Setores dos capitalistas foram beneficiados com os recursos públicos, tanto nas obras públicas como nas importações a preços subsidiados. Enquanto os dólar paralelo está em torno a 800 bolívares, os capitalistas recebem dólares subsidiados a seis bolívares, embora que em quantias cada vez menores. Obviamente, os desvios têm se tornado muito mais frequentes que as compras para vender os produtos aos preços subsidiados impostos pelo governo. O mercado paralelo, ou como os venezuelanos o chamam “o bachaqueo”, não para de crescer. As filas para obter os componentes da cesta básica são enormes. As pessoas dependem do dia da semana e do RG para realizarem as compras, e, muitas vezes, acontece de não conseguirem os produtos após terem ficado horas nas filas.
A industrialização e a diversificação da economia não saiu do papel, em boa medida, por conta das políticas assistencialistas promovidas pelo próprio Hugo Chávez, em cima dos altos preços do petróleo. Por conta da pressão do imperialismo, do boicote dos grandes empresários, do burocratismo e das limitações do chavismo, assim como pela ação das próprias leis do capitalismo, a economia da Venezuela ter se tornado cada vez mais unilateral e dependente do petróleo.
Agora o chavismo foi colocado contra as cordas, em parte pela direita, mas em primeiro lugar, pela radicalização das massas.
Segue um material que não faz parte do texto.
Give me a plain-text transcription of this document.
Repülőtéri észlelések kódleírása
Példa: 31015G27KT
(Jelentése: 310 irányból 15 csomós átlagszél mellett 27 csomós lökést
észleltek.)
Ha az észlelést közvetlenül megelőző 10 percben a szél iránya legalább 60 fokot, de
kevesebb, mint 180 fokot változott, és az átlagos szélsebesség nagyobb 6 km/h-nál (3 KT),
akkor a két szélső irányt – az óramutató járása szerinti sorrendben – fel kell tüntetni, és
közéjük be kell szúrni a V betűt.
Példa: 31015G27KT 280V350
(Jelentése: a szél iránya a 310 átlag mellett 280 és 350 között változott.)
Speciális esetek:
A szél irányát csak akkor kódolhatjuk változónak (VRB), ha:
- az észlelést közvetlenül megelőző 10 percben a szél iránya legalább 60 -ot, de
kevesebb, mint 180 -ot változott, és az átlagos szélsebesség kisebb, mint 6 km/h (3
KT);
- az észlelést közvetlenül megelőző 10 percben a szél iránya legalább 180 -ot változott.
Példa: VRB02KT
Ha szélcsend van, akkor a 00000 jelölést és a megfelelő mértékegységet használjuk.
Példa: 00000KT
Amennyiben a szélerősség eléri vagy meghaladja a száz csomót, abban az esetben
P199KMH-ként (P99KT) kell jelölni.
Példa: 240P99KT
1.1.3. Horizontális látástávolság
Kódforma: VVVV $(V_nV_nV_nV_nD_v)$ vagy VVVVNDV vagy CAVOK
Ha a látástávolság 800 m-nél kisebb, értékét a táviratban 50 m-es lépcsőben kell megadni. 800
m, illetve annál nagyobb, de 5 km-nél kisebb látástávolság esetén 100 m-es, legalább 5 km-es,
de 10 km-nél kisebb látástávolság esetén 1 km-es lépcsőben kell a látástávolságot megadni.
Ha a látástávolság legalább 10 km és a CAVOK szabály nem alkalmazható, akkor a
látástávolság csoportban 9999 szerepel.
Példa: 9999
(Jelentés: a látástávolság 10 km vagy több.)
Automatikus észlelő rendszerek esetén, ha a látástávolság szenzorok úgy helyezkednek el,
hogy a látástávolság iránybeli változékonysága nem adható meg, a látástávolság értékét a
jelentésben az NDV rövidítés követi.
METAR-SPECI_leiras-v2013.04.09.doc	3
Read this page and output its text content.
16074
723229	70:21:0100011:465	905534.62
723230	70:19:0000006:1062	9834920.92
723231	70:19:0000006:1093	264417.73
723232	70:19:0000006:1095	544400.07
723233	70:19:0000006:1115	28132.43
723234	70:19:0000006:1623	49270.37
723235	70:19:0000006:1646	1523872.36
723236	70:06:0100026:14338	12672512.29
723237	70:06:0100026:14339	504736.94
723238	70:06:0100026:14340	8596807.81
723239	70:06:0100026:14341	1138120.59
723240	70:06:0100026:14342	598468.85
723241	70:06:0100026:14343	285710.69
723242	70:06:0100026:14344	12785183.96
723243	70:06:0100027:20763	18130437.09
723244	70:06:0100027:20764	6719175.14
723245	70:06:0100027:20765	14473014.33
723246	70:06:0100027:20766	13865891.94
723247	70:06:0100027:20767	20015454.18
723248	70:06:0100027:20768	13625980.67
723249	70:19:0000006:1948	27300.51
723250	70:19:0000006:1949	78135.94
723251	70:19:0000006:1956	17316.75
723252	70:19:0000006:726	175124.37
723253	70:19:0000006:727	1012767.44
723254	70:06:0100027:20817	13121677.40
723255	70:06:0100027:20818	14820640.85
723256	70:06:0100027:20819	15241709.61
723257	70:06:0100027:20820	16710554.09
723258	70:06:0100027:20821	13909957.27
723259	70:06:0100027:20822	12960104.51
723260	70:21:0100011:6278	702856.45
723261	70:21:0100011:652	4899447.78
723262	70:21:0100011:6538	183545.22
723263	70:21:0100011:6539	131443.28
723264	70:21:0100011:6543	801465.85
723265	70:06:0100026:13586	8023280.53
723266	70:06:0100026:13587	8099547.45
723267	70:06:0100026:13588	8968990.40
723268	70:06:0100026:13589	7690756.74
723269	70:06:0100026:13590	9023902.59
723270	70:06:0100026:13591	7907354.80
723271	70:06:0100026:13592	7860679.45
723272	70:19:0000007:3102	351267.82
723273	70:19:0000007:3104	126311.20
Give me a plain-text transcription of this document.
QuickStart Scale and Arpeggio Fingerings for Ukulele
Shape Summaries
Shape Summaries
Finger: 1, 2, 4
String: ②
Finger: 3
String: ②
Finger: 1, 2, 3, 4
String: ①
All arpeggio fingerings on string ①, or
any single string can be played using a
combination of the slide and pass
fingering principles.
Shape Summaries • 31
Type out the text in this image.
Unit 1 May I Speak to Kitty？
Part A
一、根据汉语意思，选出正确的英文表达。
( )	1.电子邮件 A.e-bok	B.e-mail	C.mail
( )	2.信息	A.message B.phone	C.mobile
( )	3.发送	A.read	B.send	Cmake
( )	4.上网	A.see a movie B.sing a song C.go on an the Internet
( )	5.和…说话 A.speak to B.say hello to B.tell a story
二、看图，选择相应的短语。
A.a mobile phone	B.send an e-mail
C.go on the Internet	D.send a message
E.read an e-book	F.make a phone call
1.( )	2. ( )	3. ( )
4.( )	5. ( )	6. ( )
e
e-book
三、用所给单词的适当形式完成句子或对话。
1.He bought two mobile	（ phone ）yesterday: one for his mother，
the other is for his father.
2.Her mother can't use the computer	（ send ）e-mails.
Em abril, aconteceram dois rachas no PSUV. O mais importante deles foi o de Marea Popular, um grupo trotskista encabeçado por dois ex ministros de Hugo Chávez. Mas foi um racha a la Psol. Esse grupo foi responsável pela política econômica do chavismo durante um período. Por outra parte, esse racha refletiu a abertura das contradições conforme aumentavam os problemas. A partir da queda da renda petrolífera, inevitavelmente, a base material do chavismo se enfraquecia.